The new scanner has the ability to produce complete three-dimensional images
of a beating heart within eight seconds. This Somatom Definition AS+ 128-slice
CT scanner has the widest bore and the highest weight limit for the table, so
as to accommodate the patients better. "We are amazed at the speed available
with this CTG scanner, giving our doctors images in half the time of older scanners
while using special software that automatically reduces radiation to the lowest
possible dose to patients," reacted Chairman Dr G Bakthavathsalam.
The images produced are spectacular and offers greatest benefit to heart patients.
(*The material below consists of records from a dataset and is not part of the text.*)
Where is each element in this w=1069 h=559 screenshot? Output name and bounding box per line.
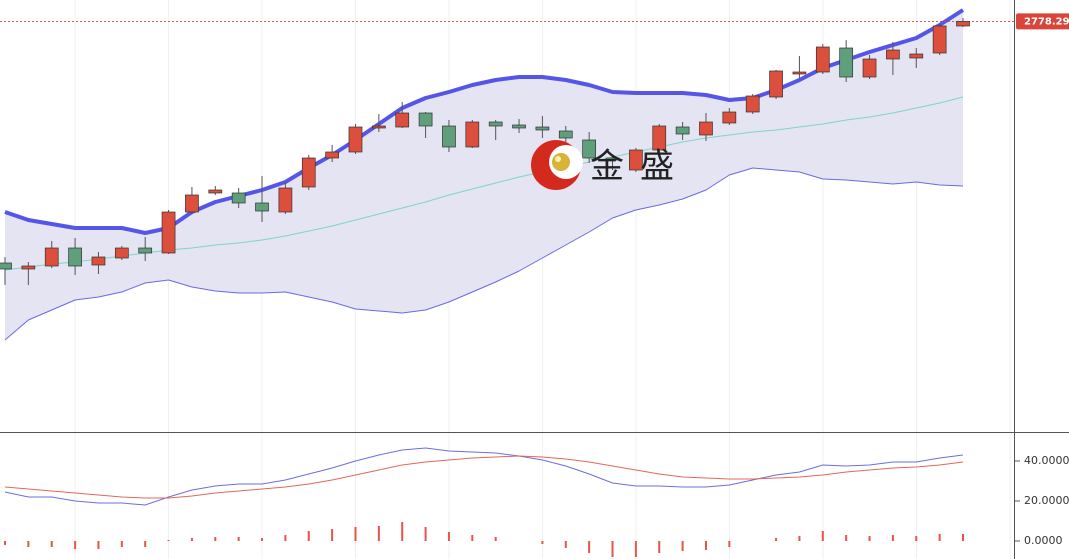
- lower-band: [4, 167, 964, 341]
- histogram-bar: [728, 541, 731, 547]
- candle-body: [0, 262, 12, 270]
- histogram-bar: [471, 535, 474, 541]
- histogram-bar: [611, 541, 614, 557]
- histogram-bar: [120, 541, 123, 547]
- last-price-label: 2778.29: [1024, 16, 1069, 27]
- band-area: [5, 10, 963, 340]
- candle-body: [44, 247, 59, 267]
- histogram-bar: [891, 535, 894, 541]
- y-tick-label: 20.0000: [1024, 494, 1069, 507]
- candle-body: [512, 124, 526, 129]
- candle-body: [815, 46, 830, 73]
- candle-body: [278, 187, 293, 213]
- logo-ball: [552, 153, 570, 171]
- histogram-bar: [4, 541, 6, 545]
- candle-body: [488, 121, 503, 127]
- histogram-bar: [307, 531, 310, 541]
- y-tick-label: 40.0000: [1024, 454, 1069, 467]
- candle-body: [395, 112, 410, 128]
- candle-body: [535, 126, 550, 131]
- candle-body: [886, 49, 900, 60]
- candle-body: [68, 247, 82, 267]
- histogram-bar: [845, 535, 848, 541]
- candle-body: [138, 247, 153, 254]
- candle-body: [675, 126, 690, 135]
- watermark-text: 金: [590, 147, 624, 187]
- candle-body: [301, 157, 316, 188]
- y-tick-label: 0.0000: [1024, 534, 1063, 547]
- histogram-bar: [284, 535, 287, 541]
- candle-body: [769, 70, 783, 98]
- histogram-bar: [588, 541, 591, 553]
- histogram-bar: [494, 537, 497, 541]
- candle-body: [231, 192, 246, 204]
- price-panel: 2778.29: [0, 8, 1069, 341]
- candle-body: [255, 202, 269, 212]
- candle-body: [909, 53, 924, 59]
- histogram-bar: [447, 532, 450, 541]
- histogram-bar: [775, 538, 778, 541]
- watermark: [531, 140, 583, 190]
- histogram-bar: [634, 541, 637, 557]
- histogram-bar: [331, 529, 334, 541]
- candle-body: [652, 125, 667, 151]
- candle-body: [629, 149, 643, 171]
- histogram-bar: [261, 538, 264, 541]
- candle-body: [465, 121, 480, 148]
- histogram-bar: [354, 527, 357, 541]
- indicator-panel: 40.0000 20.0000 0.0000: [4, 447, 1069, 557]
- candle-body: [348, 126, 363, 153]
- histogram-bar: [915, 536, 918, 541]
- histogram-bar: [237, 537, 240, 541]
- candle-body: [418, 112, 433, 127]
- candle-body: [605, 157, 620, 161]
- candle-body: [21, 265, 36, 270]
- candle-body: [839, 47, 854, 78]
- candle-body: [114, 247, 129, 259]
- candle-body: [161, 211, 176, 254]
- candle-body: [956, 21, 970, 27]
- histogram-bar: [681, 541, 684, 551]
- indicator-line: [4, 455, 964, 499]
- histogram-bar: [541, 541, 544, 544]
- histogram-bar: [50, 541, 53, 547]
- histogram-bar: [190, 538, 193, 541]
- candle-body: [91, 256, 106, 266]
- histogram-bar: [938, 534, 941, 541]
- candle-body: [745, 95, 760, 113]
- last-price-box: [1016, 13, 1069, 30]
- logo-shine: [555, 156, 561, 162]
- histogram-bar: [798, 536, 801, 541]
- histogram-bar: [868, 536, 871, 541]
- histogram-bar: [821, 531, 824, 541]
- candle-body: [185, 194, 199, 213]
- histogram-bar: [658, 541, 661, 553]
- histogram-bar: [74, 541, 77, 549]
- candle-body: [792, 71, 807, 75]
- candle-body: [325, 151, 339, 159]
- histogram-bar: [97, 541, 100, 549]
- histogram-bar: [564, 541, 567, 548]
- histogram-bar: [962, 534, 964, 541]
- watermark-text: 盛: [640, 147, 674, 187]
- histogram-bar: [144, 541, 147, 547]
- histogram-bar: [377, 526, 380, 541]
- candle-body: [862, 58, 877, 78]
- candle-body: [932, 25, 947, 54]
- histogram-bar: [167, 540, 170, 541]
- histogram-bar: [401, 522, 404, 541]
- candle-body: [582, 139, 596, 159]
- candle-body: [558, 130, 573, 139]
- histogram-bar: [424, 527, 427, 541]
- histogram-bar: [704, 541, 707, 550]
- candle-body: [208, 189, 223, 194]
- histogram-bar: [27, 541, 30, 547]
- candle-body: [722, 111, 737, 124]
- candle-body: [699, 121, 713, 136]
- candle-body: [372, 125, 386, 129]
- candle-body: [442, 125, 456, 148]
- histogram-bar: [214, 537, 217, 541]
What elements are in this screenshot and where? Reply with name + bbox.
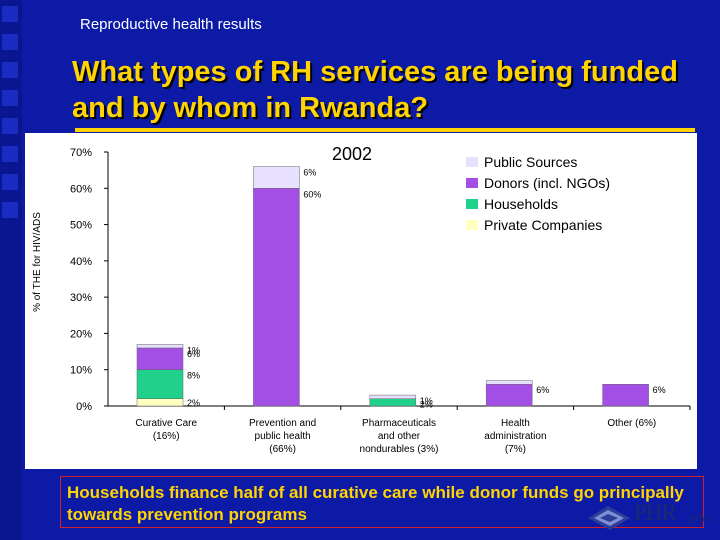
bar-segment — [136, 347, 184, 370]
x-category-label: Prevention and — [249, 418, 316, 429]
x-category-label: administration — [484, 431, 546, 442]
x-category-label: Other (6%) — [607, 418, 656, 429]
x-category-label: nondurables (3%) — [360, 444, 439, 455]
bar-segment — [369, 394, 417, 399]
logo-suffix: plus — [690, 510, 711, 524]
chart-title: 2002 — [332, 144, 372, 164]
data-label: 6% — [303, 168, 316, 178]
footer-box: Households finance half of all curative … — [60, 476, 704, 528]
plot-area — [25, 133, 697, 469]
data-label: 1% — [420, 396, 433, 406]
bar-segment — [485, 380, 533, 385]
bar-segment — [136, 398, 184, 407]
x-category-label: (66%) — [269, 444, 296, 455]
x-category-label: Health — [501, 418, 530, 429]
data-label: 60% — [303, 189, 321, 199]
bar-segment — [136, 369, 184, 399]
bar-segment — [602, 383, 649, 407]
data-label: 1% — [187, 345, 200, 355]
data-label: 2% — [187, 398, 200, 408]
data-label: 6% — [536, 385, 549, 395]
y-axis-label: % of THE for HIV/ADS — [32, 212, 43, 312]
legend-label: Households — [484, 196, 558, 212]
x-category-label: (16%) — [153, 431, 180, 442]
bar-segment — [485, 383, 533, 407]
legend-swatch — [466, 178, 478, 188]
data-label: 6% — [653, 385, 666, 395]
legend-swatch — [466, 157, 478, 167]
y-tick-label: 30% — [70, 292, 92, 304]
title-underline — [75, 128, 695, 132]
data-label: 8% — [187, 371, 200, 381]
y-tick-label: 20% — [70, 328, 92, 340]
legend-swatch — [466, 199, 478, 209]
legend-label: Private Companies — [484, 217, 602, 233]
y-tick-label: 60% — [70, 183, 92, 195]
legend-swatch — [466, 220, 478, 230]
y-tick-label: 70% — [70, 147, 92, 159]
x-category-label: (7%) — [505, 444, 526, 455]
phr-plus-logo: PHR plus — [586, 494, 716, 536]
footer-text: Households finance half of all curative … — [67, 483, 684, 524]
legend-label: Public Sources — [484, 154, 577, 170]
y-tick-label: 0% — [76, 401, 92, 413]
side-decoration — [0, 0, 22, 540]
data-label: 2% — [420, 400, 433, 410]
bar-segment — [369, 398, 417, 407]
bar-segment — [253, 188, 300, 407]
y-tick-label: 50% — [70, 220, 92, 232]
data-label: 6% — [187, 349, 200, 359]
y-tick-label: 10% — [70, 365, 92, 377]
x-category-label: Pharmaceuticals — [362, 418, 436, 429]
bar-segment — [136, 344, 184, 349]
section-label: Reproductive health results — [80, 16, 262, 33]
legend-label: Donors (incl. NGOs) — [484, 175, 610, 191]
x-category-label: public health — [255, 431, 311, 442]
bar-segment — [253, 166, 300, 189]
logo-word: PHR — [634, 500, 677, 525]
y-tick-label: 40% — [70, 256, 92, 268]
x-category-label: and other — [378, 431, 421, 442]
logo-mark-icon — [588, 506, 630, 530]
x-category-label: Curative Care — [135, 418, 197, 429]
slide-title: What types of RH services are being fund… — [72, 56, 678, 124]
Not only it allows to look at the vessels as you would normally picture a vessel,
but also the doctor can look at it in any planes. "We can see them three-dimensionally
and rotate them in any direction and depict it as it is in the body and really
be able to look at this from all sides and make the right diagnosis," says
Bakthavathsalam. The three-dimensional look of a heart produces 5,000 to 10,000
images that are compiled on a computer, a work station and those images can
be cycled throughout. Computerised tomography (CT) takes a series of cross-sectional
images one slice at a time in a full circle rotation. A computer then converts
those X-rays into a picture. The 128-Slice CT has been called revolutionary
because it uses two sources instead of one to take the images and hence it cuts
the time in half. It can literally freeze a heart in motion, so that patients
undergoing cardiac scans no longer have to take beta blockers to slow down the
heart's motion. When it comes to heart care, KG Hospital's programme has achieved
exceptional results and now state-of-the-art technology available only at a
few places in the globe, is giving doctors an amazing new tool for diagnosing
and treating the heart. "With this new technology, we can actually modulate
or change the dose to the patient during the cardiac cycle. So phases in the
cardiac cycle where we are more likely to be able to visualise the coronary
arteries, we give a larger dose and parts in the cycle where the coronary arteries
are usually not visualised, the dose is lowered," says Dr Bakthavathsalam.